HIT: Fraternities and sororities on college and university campuses are allegedly there to provide friendship and connections for students who participate. Frats and sororities also do good work in the community, their supporters say. But Greek organizations have come under increasing fire over the last couple of years for fostering a heedless, drink-till-you-drop mentality that has led to death, injury and sexual assault in some circumstances. Swarthmore College near Philadelphia has decided that enough is enough. In an announcement May 10, Swarthmore president Valerie Smith announced that fraternities and sororities will no longer be allowed on campus. This followed the unearthing of documents from a fraternity that were filled with derogatory comments about women and the LGBTQ community, as well as jokes about sexual assault. Kudos to Swarthmore for deciding this is no laughing matter.
HIT: After lobbying the Legislature for a bailout, Exelon Corp. announced last week that it was shutting down the Three Mile Island nuclear power plant near Harrisburg. Exelon and the owners of Pennsylvania’s four other nuclear power plants had asked for a $500 million package to help keep the plants afloat, despite Exelon making $2 billion in profits last year. At a moment when natural gas is cheap and abundant and renewables are fast gaining a foothold in the marketplace, keeping Three Mile Island alive doesn’t make sense, particularly since only one of its two reactors has been functioning since the partial meltdown there in 1979. Three Mile Island will have a long afterlife, though. Once it closes in the fall, the decommissioning process could take at least 60 years or more.
HIT: Saying the opioid epidemic was “manufactured by drug companies,” Pennsylvania Attorney General Josh Shapiro on Tuesday announced a lawsuit against pharmaceutical giant Purdue Pharma, maker of OxyContin. In a conference call to announce the suit, Shapiro said Purdue Pharma’s salespeople made tens of thousands of sales calls to prescribers every year, asking doctors “for lists of specific patients the doctors were scheduled to see and actually push them to commit to prescribing that patient Purdue drugs.” Shapiro said prescribers who did so with great regularity were “showered with gifts and meals and luxury trips, and sometimes they were just given cash.” To suggest that Purdue Pharma is solely to blame for the opioid epidemic is patently false, and the company is promising to fight back against this latest lawsuit against it, but we believe Shapiro made the right move in taking it to court.

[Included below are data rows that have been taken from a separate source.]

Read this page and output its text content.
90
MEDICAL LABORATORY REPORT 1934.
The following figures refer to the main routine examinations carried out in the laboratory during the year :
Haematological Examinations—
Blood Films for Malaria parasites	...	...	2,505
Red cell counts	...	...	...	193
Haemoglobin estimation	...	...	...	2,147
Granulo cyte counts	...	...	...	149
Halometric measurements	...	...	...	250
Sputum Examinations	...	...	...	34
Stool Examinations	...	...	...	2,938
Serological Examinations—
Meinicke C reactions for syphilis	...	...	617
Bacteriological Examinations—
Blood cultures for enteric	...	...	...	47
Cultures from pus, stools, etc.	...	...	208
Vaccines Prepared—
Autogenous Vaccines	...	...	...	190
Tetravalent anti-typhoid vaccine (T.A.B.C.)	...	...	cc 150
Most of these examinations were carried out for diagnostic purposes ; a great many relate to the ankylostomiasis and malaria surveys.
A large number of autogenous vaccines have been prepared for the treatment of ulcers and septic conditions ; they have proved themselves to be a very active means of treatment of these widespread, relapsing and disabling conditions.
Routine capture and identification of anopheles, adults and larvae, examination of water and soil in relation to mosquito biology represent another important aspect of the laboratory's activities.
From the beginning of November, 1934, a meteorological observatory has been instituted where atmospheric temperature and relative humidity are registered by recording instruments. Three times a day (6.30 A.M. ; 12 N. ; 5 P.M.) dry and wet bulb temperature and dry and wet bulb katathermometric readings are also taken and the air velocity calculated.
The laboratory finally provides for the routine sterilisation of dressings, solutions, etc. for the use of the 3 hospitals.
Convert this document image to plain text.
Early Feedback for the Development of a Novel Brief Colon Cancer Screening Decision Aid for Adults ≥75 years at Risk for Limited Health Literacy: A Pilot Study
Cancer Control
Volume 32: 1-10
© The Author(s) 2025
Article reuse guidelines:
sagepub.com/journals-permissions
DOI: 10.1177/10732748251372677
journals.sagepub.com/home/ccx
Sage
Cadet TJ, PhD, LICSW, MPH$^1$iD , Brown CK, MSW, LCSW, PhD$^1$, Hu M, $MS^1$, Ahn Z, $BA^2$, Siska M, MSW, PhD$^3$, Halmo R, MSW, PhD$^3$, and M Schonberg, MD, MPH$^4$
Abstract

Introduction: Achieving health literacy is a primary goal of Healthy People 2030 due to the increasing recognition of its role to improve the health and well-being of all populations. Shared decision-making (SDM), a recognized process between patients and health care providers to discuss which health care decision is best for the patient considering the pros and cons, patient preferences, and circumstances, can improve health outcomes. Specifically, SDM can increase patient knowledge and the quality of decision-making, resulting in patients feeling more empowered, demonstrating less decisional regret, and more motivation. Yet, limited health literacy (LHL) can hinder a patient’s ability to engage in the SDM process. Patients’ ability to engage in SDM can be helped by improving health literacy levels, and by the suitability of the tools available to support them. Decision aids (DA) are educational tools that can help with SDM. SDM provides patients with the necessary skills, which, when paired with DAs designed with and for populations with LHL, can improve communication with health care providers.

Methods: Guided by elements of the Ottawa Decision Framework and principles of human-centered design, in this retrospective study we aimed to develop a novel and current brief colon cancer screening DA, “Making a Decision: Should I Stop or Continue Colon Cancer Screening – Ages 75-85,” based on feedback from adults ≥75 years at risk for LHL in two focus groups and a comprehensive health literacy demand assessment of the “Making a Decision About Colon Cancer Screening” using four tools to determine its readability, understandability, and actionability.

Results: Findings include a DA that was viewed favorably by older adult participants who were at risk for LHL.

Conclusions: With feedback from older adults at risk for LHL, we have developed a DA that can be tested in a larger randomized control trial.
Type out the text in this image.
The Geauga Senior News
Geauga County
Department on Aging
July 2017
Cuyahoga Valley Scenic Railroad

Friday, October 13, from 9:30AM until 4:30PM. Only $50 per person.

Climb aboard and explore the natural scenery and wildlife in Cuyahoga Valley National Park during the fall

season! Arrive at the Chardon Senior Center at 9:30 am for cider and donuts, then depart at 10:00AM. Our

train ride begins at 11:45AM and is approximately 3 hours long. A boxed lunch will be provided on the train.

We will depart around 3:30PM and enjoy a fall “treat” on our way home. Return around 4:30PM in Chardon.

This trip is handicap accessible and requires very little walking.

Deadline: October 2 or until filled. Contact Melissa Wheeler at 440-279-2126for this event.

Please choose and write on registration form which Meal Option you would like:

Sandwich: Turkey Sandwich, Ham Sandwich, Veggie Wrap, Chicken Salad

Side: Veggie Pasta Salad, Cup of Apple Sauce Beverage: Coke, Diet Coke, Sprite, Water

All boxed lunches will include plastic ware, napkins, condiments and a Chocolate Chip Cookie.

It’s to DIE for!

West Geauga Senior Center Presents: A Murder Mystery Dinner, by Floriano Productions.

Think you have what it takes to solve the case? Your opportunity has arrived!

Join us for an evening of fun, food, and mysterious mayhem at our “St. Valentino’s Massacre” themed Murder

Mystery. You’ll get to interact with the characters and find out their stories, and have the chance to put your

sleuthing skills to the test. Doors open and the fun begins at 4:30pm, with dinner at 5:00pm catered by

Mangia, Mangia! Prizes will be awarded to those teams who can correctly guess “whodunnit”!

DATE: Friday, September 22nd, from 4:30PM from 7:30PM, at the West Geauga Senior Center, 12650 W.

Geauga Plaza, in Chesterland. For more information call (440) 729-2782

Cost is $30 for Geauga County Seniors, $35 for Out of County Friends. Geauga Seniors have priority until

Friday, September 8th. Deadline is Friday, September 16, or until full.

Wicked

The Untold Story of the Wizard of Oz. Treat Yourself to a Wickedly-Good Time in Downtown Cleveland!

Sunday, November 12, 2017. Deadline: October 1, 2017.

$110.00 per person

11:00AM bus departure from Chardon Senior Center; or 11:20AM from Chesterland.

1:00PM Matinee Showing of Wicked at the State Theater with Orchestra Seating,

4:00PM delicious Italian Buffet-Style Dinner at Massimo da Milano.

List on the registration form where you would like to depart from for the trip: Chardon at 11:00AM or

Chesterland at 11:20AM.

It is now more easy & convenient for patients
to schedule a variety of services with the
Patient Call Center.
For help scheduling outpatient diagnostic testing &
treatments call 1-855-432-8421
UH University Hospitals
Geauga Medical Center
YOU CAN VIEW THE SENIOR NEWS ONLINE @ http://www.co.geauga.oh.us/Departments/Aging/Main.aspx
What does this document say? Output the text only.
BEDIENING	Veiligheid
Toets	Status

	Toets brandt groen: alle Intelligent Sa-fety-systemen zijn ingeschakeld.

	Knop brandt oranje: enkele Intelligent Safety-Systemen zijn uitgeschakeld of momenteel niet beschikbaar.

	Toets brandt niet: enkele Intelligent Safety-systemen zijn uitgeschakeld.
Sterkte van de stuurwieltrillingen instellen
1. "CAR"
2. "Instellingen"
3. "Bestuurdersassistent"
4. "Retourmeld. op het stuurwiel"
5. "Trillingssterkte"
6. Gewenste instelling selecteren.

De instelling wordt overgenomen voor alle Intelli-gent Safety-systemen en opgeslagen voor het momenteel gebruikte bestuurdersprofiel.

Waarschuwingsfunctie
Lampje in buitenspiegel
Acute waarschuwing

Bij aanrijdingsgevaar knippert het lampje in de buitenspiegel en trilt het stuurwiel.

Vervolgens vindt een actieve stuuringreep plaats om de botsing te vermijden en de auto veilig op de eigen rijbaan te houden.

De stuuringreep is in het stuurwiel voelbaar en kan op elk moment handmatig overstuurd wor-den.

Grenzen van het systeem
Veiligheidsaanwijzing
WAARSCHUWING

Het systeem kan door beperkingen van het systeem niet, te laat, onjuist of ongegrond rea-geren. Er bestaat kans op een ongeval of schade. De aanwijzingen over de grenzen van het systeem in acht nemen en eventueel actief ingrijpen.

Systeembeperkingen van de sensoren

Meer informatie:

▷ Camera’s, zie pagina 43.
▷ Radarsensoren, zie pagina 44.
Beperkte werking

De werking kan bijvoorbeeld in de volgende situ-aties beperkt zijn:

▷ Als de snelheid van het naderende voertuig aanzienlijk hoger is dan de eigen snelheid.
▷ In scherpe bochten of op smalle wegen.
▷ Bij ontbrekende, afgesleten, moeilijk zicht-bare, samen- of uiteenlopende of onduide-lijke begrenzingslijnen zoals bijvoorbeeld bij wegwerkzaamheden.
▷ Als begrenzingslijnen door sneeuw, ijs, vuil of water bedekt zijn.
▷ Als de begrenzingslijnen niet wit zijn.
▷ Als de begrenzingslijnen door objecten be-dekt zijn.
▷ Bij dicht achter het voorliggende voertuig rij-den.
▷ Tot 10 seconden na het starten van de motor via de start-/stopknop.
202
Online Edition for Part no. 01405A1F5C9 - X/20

MISS: There’s an old saying that there are three kinds of lies: lies, damned lies and statistics, the meaning being that statistics can be used to paint whatever kind of picture the user desires, depending on how those stats are deployed. This week, the Pennsylvania Health Care Cost Containment Council came out with figures on profit margins for hospitals statewide. The collective margin across the state was 4.76 percent in 2018. Locally, Washington Hospital had a margin of 3.35 percent, followed by Mon Valley Hospital at 0.40 percent, Washington Health System-Greene at minus 4.06 percent and Canonsburg Hospital (part of the Allegheny Health Network) at negative 4.88 percent. But as WHS President and CEO Gary Weinstein noted, the figures don’t take into account the overall financial standing of the health systems to which many hospitals belong. “They offer a glimpse at part of our system,” said Weinstein, “but it would be more instructive to have a more comprehensive picture.” In other words, there’s more than meets the eye in terms of the raw numbers, as is often the case.